La Vigna di Leonardo is a new museum (first opened to the public on the occasion of Expo 2015) which lies just a short distance from the Church of Santa Maria delle Grazie, where Leonardo painted The Last Supper. Leonardo da Vinci, Tuscan by birth, was a man who knew and liked wine, because his family were in the business. An old story holds that the Sforza family gave Leonardo the property’s vineyard in 1498 (as part of his payment), and this is where he spent time during his work on the famous fresco. Recently, some roots from the original vineyards were found in the garden, which was destroyed by Allied bombing in World War In 2015, through research and genetic analysis, the old vineyard was recreated in the gardens of the Atellani House. Add this place to your “must see” list, and be sure to visit in the summer, when the garden will be filled with blossoming trees. And don’t miss the cozy courtyard filled with potted plants, statues, and bicycles. The true spirit of Milan!
Palazzo Bagatti Valsecchi is one of the finest house museums in Europe. It is now a private foundation, set up by the Bagatti Valsecchi heirs to open the family’s late 19th century residence and collections of artworks to the public. Two brothers – barons Fausto and Giuseppe Bagatti Valsecchi – decided to build their house in 16th-century Italian neo-Renaissance style. In 1883, they completed the faсade of their new palazzo and then furnished the interior with antique objects, artworks, and other decorative items. The collection includes valuable pieces such as a carved wooden bed made in Valtellina, an unusual collection of fireplaces, a painting of Saint Giustina Borromeo by Giovanni Bellini, weapons and armour, ceramic and glass ware, ceiling friezes, and tapestries. The Bagatti Valsecchi museum belongs to the Circuit of Historic House Museums of Milan and has been open to the public since 1994. Near the entrance to the Museum, note the tile-floor layout that leads directly into the cosy restaurant. A cup of coffee is always a good idea in Italy!

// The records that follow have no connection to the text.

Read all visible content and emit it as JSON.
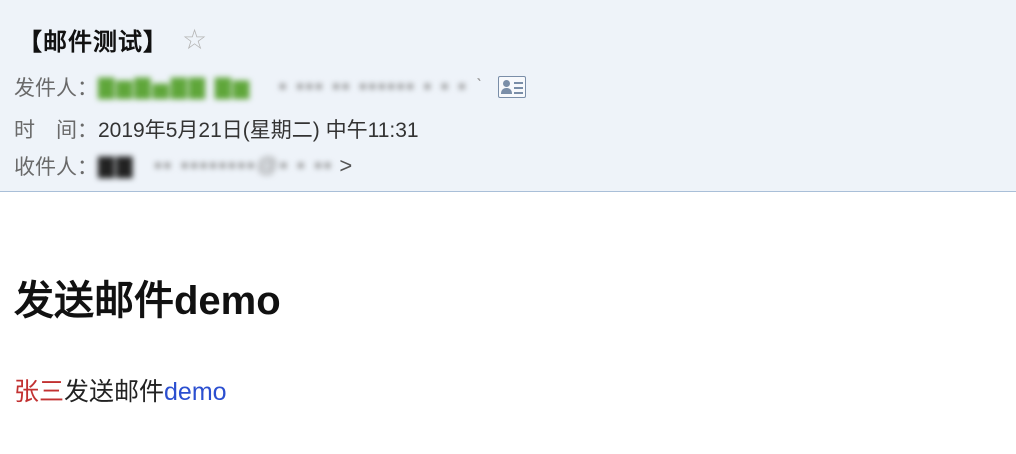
{
  "email": {
    "subject": "【邮件测试】",
    "star_icon": "star-outline-icon",
    "from": {
      "label": "发件人：",
      "name_redacted": "▇▆▇▅▇▇ ▇▆",
      "address_redacted": "▪ ▪▪▪ ▪▪ ▪▪▪▪▪▪ ▪ ▪ ▪",
      "arrow": "ˋ",
      "contact_icon": "contact-card-icon"
    },
    "time": {
      "label": "时　间：",
      "value": "2019年5月21日(星期二) 中午11:31"
    },
    "to": {
      "label": "收件人：",
      "name_redacted": "▇▇",
      "address_redacted": "▪▪ ▪▪▪▪▪▪▪▪@▪ ▪ ▪▪",
      "suffix": ">"
    }
  },
  "content": {
    "heading": "发送邮件demo",
    "line": {
      "part_red": "张三",
      "part_black": "发送邮件",
      "part_blue": "demo"
    }
  },
  "colors": {
    "header_bg": "#eef3f9",
    "header_border": "#a9bfd8",
    "red": "#c23131",
    "blue": "#2b4fd0"
  }
}
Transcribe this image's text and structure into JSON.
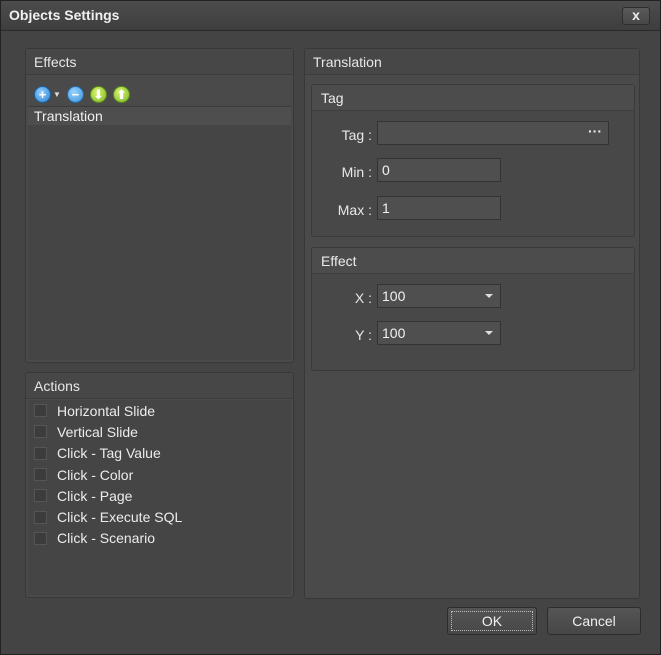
{
  "window": {
    "title": "Objects Settings",
    "close_label": "x"
  },
  "effects": {
    "header": "Effects",
    "toolbar": {
      "add_icon": "add-circle-icon",
      "remove_icon": "remove-circle-icon",
      "down_icon": "move-down-icon",
      "up_icon": "move-up-icon"
    },
    "items": [
      "Translation"
    ]
  },
  "actions": {
    "header": "Actions",
    "items": [
      {
        "label": "Horizontal Slide",
        "checked": false
      },
      {
        "label": "Vertical Slide",
        "checked": false
      },
      {
        "label": "Click - Tag Value",
        "checked": false
      },
      {
        "label": "Click - Color",
        "checked": false
      },
      {
        "label": "Click - Page",
        "checked": false
      },
      {
        "label": "Click - Execute SQL",
        "checked": false
      },
      {
        "label": "Click - Scenario",
        "checked": false
      }
    ]
  },
  "translation": {
    "header": "Translation",
    "tag_panel": {
      "header": "Tag",
      "tag_label": "Tag :",
      "tag_value": "",
      "browse_label": "···",
      "min_label": "Min :",
      "min_value": "0",
      "max_label": "Max :",
      "max_value": "1"
    },
    "effect_panel": {
      "header": "Effect",
      "x_label": "X :",
      "x_value": "100",
      "y_label": "Y :",
      "y_value": "100"
    }
  },
  "buttons": {
    "ok": "OK",
    "cancel": "Cancel"
  }
}
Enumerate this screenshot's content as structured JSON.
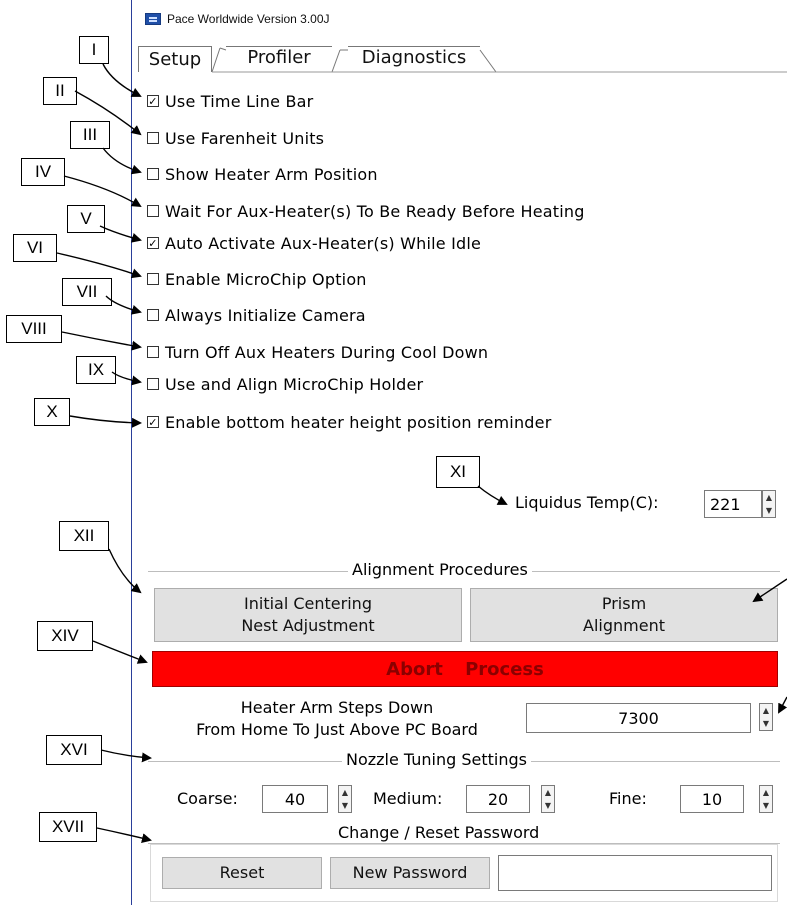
{
  "window": {
    "title": "Pace Worldwide Version 3.00J"
  },
  "tabs": [
    {
      "label": "Setup",
      "active": true
    },
    {
      "label": "Profiler",
      "active": false
    },
    {
      "label": "Diagnostics",
      "active": false
    }
  ],
  "options": [
    {
      "label": "Use Time Line Bar",
      "checked": true
    },
    {
      "label": "Use Farenheit Units",
      "checked": false
    },
    {
      "label": "Show Heater Arm Position",
      "checked": false
    },
    {
      "label": "Wait For Aux-Heater(s) To Be Ready Before Heating",
      "checked": false
    },
    {
      "label": "Auto Activate Aux-Heater(s) While Idle",
      "checked": true
    },
    {
      "label": "Enable MicroChip Option",
      "checked": false
    },
    {
      "label": "Always Initialize Camera",
      "checked": false
    },
    {
      "label": "Turn Off Aux Heaters During Cool Down",
      "checked": false
    },
    {
      "label": "Use and Align MicroChip Holder",
      "checked": false
    },
    {
      "label": "Enable bottom heater height position reminder",
      "checked": true
    }
  ],
  "liquidus": {
    "label": "Liquidus Temp(C):",
    "value": "221"
  },
  "alignment": {
    "title": "Alignment Procedures",
    "initial_line1": "Initial Centering",
    "initial_line2": "Nest Adjustment",
    "prism_line1": "Prism",
    "prism_line2": "Alignment"
  },
  "abort": {
    "label": "Abort  Process"
  },
  "heater_steps": {
    "line1": "Heater Arm Steps Down",
    "line2": "From Home To Just Above PC Board",
    "value": "7300"
  },
  "nozzle": {
    "title": "Nozzle Tuning Settings",
    "coarse_label": "Coarse:",
    "coarse_value": "40",
    "medium_label": "Medium:",
    "medium_value": "20",
    "fine_label": "Fine:",
    "fine_value": "10"
  },
  "password": {
    "title": "Change / Reset Password",
    "reset_label": "Reset",
    "new_label": "New Password",
    "field_value": ""
  },
  "annotations": [
    "I",
    "II",
    "III",
    "IV",
    "V",
    "VI",
    "VII",
    "VIII",
    "IX",
    "X",
    "XI",
    "XII",
    "XIV",
    "XVI",
    "XVII"
  ],
  "colors": {
    "abort_bg": "#ff0000",
    "abort_text": "#8b0000",
    "icon": "#1f4fa8"
  }
}
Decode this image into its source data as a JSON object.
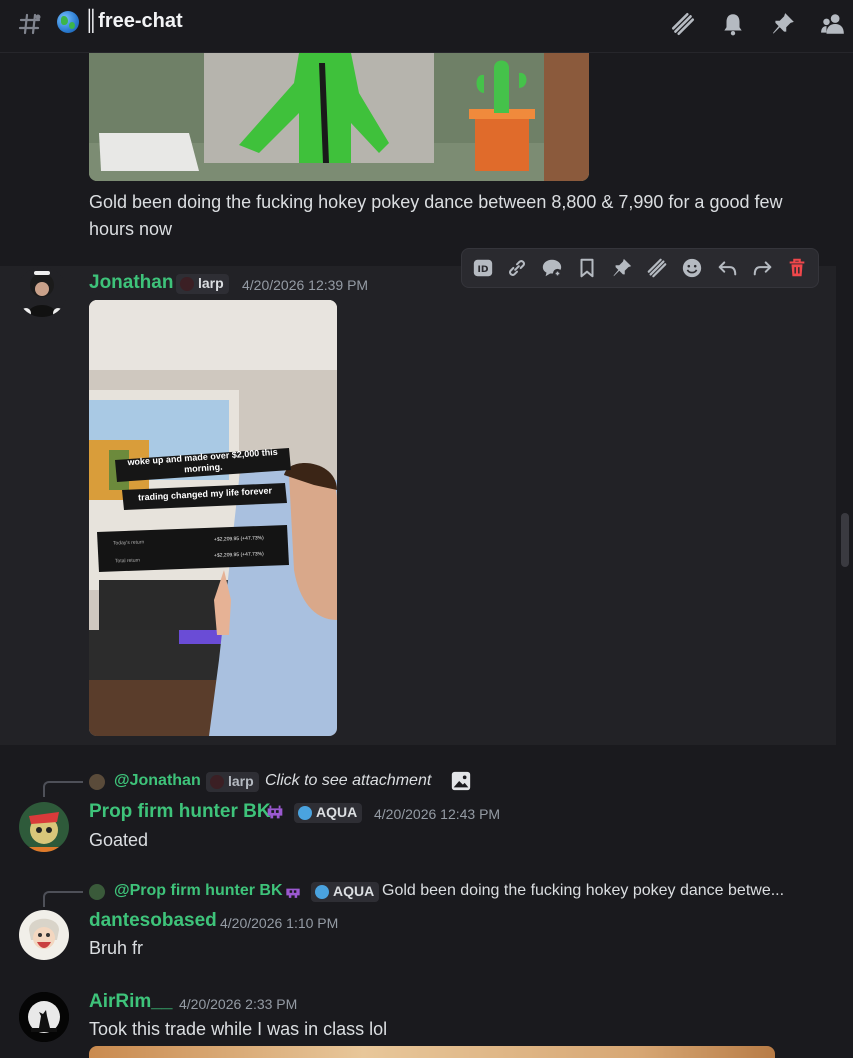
{
  "header": {
    "channel_name": "║free-chat",
    "icons": [
      "hashtag-icon",
      "globe-icon",
      "threads-icon",
      "bell-icon",
      "pin-icon",
      "members-icon"
    ]
  },
  "messages": [
    {
      "text": "Gold been doing the fucking hokey pokey dance between 8,800 & 7,990 for a good few hours now"
    },
    {
      "username": "Jonathan",
      "tag": "larp",
      "timestamp": "4/20/2026 12:39 PM",
      "attachment": {
        "caption_line1": "woke up and made over $2,000 this",
        "caption_line2": "morning.",
        "caption_line3": "trading changed my life forever",
        "row1_label": "Today's return",
        "row1_value": "+$2,209.95 (+47.73%)",
        "row2_label": "Total return",
        "row2_value": "+$2,209.95 (+47.73%)"
      }
    },
    {
      "reply_to": "@Jonathan",
      "reply_tag": "larp",
      "reply_text": "Click to see attachment",
      "username": "Prop firm hunter BK",
      "tag": "AQUA",
      "timestamp": "4/20/2026 12:43 PM",
      "text": "Goated"
    },
    {
      "reply_to": "@Prop firm hunter BK",
      "reply_tag": "AQUA",
      "reply_text": "Gold been doing the fucking hokey pokey dance betwe...",
      "username": "dantesobased",
      "timestamp": "4/20/2026 1:10 PM",
      "text": "Bruh fr"
    },
    {
      "username": "AirRim__",
      "timestamp": "4/20/2026 2:33 PM",
      "text": "Took this trade while I was in class lol"
    }
  ],
  "toolbar": [
    "id-icon",
    "link-icon",
    "thread-icon",
    "bookmark-icon",
    "pin-icon",
    "threads-icon",
    "emoji-icon",
    "reply-icon",
    "forward-icon",
    "delete-icon"
  ],
  "colors": {
    "background": "#1a1a1e",
    "username_green": "#3ec37a",
    "text": "#dbdee1",
    "muted": "#949ba4",
    "delete_red": "#f0474b"
  }
}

The museum, which was originally a real home, belonged to young aristocrat Gian Giacomo Poldi Pezzoli and contains an important Italian Renaissance art collection. The collection includes paintings, armour, rugs, jewels, textiles, lacework, furnishings, sundials, sculptures, and Murano glass. A close look at the walls reveals additional important works of art. Particularly worthy of attention are the Portrait of a Woman by Pollaiuolo – the hallmark and symbol of the museum. And also St. Nicholas of Tolentino by Piero della Francesca, Botticelli’s Madonna and Child and Lamentation, a Madonna and Child by Andrea Mantegna, and Giovanni Bellini’s Pietà.
One of the museum’s highlights is the armory, a magnificent hall with a large variety of weapons and armour. A further attraction is the Jewellery Room, with a collection of precious jewellery and goldsmithery from antiquity to the 19th century.
Gian Giacomo died in 1879 leaving his palace and his works of art to the Brera Academy. The house-museum was first opened to the public in 1881.
On some Wednesdays the Museo Poldi Pezzoli organizes a “happy hour” between 6 and 9pm and offers drinks for visitors to enjoy while taking in the exhibits (the fee is 9 euro).